Com o tempo, o autor transferiu-se para Fortaleza, onde dedicou-se principalmente ao magistério, chegando por dois mandatos, a ser diretor do Colégio Municipal. Dedicado às letras e com atuação no jornalismo, sua docência como professor de português o conduziu a ocupar uma das cadeiras da Academia Cearense da Língua Portuguesa. Como poeta é antológico seu poema "Língua Portuguesa", entre outros que produziu. Seu telurismo o levou a produzir esse romance que mostra os caracteres da cidade em que nasceu, retratando seu folclore, os costumes do início do século XX e os folguedos praticados por aquela população caririense, incluindo também a culinária local.

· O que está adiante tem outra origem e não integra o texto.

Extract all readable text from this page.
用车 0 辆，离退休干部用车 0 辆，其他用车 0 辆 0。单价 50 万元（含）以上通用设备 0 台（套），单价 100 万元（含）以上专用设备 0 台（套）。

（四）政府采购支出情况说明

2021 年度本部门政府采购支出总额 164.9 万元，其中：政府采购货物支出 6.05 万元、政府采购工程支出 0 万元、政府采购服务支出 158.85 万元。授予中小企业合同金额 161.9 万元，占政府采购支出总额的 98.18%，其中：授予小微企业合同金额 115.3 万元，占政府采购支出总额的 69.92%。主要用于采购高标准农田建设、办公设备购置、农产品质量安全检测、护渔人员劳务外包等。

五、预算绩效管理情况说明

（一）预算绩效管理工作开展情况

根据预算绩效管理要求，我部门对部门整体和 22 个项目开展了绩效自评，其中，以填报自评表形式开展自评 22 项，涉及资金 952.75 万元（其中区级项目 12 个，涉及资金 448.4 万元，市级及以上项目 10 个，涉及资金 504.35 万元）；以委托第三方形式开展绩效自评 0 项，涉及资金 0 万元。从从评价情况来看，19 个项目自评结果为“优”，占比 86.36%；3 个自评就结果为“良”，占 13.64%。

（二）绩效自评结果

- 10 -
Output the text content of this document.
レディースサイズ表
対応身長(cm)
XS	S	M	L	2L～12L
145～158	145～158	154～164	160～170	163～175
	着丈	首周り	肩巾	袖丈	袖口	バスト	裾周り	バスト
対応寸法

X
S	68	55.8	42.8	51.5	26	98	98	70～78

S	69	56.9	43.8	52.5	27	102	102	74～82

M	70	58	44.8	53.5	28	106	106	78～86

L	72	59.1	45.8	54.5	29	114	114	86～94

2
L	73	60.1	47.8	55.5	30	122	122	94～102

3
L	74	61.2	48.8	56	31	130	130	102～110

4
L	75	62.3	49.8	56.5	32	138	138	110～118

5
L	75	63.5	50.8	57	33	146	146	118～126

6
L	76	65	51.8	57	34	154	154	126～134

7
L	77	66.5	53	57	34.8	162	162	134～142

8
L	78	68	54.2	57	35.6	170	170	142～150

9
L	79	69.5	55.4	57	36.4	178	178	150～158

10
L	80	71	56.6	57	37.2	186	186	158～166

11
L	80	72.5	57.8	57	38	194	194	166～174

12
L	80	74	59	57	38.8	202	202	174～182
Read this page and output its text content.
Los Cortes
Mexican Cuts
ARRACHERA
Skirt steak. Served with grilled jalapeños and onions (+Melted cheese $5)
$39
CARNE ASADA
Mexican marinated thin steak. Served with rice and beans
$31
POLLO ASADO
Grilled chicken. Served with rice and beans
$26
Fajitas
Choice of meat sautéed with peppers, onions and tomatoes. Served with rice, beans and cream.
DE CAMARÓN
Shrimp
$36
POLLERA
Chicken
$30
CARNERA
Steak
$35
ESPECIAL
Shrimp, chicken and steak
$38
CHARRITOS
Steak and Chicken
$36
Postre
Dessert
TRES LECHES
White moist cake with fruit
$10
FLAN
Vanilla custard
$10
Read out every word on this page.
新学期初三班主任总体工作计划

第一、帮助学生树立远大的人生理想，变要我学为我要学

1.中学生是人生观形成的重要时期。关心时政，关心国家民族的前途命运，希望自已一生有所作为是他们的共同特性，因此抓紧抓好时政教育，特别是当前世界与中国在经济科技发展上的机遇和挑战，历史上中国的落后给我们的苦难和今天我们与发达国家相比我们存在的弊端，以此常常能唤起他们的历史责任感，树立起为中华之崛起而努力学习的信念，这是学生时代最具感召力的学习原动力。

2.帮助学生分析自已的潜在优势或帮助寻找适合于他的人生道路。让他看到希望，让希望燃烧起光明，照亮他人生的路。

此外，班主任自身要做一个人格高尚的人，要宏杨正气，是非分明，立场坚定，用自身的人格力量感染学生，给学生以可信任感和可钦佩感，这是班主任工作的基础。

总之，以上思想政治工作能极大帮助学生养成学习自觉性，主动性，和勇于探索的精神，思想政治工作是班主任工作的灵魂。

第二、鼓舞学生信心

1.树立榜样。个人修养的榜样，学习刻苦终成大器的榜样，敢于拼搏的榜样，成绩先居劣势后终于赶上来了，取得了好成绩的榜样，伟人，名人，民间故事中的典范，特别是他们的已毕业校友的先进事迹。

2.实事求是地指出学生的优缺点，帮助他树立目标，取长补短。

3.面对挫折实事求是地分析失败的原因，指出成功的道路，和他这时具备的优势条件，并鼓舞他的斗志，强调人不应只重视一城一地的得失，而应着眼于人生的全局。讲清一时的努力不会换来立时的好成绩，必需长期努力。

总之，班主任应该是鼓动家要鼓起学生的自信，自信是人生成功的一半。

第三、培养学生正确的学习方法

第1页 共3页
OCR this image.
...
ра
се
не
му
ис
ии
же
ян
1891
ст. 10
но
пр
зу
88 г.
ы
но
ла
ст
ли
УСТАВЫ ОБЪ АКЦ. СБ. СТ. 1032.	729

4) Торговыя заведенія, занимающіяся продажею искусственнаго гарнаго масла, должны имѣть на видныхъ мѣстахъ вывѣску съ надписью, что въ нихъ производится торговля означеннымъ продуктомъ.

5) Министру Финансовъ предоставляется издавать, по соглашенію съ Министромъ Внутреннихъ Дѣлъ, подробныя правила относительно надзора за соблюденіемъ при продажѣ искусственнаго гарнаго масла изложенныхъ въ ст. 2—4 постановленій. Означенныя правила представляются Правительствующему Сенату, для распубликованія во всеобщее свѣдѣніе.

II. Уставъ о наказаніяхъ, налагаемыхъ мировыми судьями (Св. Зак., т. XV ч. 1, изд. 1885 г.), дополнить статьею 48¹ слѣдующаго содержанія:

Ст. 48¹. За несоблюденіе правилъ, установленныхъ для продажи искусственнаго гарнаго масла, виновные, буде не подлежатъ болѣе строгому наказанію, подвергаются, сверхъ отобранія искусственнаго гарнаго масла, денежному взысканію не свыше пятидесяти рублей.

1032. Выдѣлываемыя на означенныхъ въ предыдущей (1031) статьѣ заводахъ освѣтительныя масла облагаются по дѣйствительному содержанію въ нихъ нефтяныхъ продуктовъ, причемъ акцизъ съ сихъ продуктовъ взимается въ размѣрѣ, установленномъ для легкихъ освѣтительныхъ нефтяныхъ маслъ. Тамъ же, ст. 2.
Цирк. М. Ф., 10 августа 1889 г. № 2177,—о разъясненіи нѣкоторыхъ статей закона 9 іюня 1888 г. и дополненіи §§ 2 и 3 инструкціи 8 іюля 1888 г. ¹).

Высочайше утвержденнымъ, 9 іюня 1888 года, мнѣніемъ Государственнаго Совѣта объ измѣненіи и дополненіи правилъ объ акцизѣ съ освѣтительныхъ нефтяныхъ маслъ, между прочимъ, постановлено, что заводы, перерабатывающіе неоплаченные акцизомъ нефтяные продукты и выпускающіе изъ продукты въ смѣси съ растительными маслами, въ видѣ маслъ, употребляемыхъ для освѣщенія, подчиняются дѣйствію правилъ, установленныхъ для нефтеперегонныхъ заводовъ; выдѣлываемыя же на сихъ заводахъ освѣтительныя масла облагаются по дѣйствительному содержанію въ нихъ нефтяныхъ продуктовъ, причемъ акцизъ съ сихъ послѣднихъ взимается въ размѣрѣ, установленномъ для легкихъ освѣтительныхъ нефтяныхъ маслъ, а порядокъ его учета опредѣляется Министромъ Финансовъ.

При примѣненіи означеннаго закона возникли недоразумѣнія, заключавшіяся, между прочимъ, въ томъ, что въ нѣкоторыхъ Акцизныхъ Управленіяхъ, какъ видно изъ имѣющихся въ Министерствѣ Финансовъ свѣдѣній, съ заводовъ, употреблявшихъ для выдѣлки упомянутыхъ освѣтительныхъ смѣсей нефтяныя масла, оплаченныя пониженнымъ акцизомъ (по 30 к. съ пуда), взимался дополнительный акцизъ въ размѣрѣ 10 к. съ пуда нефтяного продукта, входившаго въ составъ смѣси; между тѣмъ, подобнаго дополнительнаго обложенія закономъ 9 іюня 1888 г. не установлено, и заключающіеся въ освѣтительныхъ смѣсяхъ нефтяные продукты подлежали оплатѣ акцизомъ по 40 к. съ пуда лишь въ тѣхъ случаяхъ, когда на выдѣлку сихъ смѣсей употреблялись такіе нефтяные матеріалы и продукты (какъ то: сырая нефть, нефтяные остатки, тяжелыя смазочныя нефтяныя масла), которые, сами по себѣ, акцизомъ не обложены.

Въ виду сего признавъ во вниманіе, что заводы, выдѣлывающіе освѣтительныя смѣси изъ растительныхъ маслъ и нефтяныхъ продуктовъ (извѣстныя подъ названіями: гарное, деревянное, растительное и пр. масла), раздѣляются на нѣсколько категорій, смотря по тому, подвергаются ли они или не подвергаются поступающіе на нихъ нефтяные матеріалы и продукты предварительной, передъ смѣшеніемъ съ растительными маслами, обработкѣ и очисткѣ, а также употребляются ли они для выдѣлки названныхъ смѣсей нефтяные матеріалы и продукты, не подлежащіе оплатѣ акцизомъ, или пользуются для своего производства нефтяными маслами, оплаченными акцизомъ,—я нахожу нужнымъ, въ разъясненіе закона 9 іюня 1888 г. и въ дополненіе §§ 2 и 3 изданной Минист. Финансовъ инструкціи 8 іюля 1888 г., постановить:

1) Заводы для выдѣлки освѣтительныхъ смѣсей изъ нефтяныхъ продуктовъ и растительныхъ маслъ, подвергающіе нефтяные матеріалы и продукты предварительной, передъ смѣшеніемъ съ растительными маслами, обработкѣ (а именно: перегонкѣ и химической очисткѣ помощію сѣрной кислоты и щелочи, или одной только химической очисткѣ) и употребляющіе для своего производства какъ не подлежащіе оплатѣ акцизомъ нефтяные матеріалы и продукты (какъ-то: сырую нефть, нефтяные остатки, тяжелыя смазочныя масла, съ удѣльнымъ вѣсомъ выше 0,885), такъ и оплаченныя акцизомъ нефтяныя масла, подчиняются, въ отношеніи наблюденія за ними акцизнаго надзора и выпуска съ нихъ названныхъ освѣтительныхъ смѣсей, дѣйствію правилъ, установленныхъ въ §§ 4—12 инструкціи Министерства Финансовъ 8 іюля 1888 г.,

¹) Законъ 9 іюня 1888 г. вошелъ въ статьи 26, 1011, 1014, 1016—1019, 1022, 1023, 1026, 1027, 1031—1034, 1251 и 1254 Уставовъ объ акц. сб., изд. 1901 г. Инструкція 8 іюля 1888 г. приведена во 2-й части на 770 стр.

Na apresentação, o escritor Abdias Lima começa dizendo que o "Alto das duas cruzes" é "um dos livros mais belos da literatura brasileira". Já no Prefácio, que é do próprio autor, fica claro que o livro é um regresso ao reino da sua infância. Seu cenário é pintado como uma pequena cidade nordestina que ainda não possuía luz elétrica. Daí a população ir dormir cedo para mais cedo acordar com o canto dos passarinhos, fazendo coro nas árvores dos quintais. Logo em seguida surgiam os meninos brincando de cavalo de pau e as meninas com suas cantigas de roda. As mulheres em suas casas já botavam para funcionar suas máquinas "singer" e os homens de enxada e foice rumavam para seus roçados.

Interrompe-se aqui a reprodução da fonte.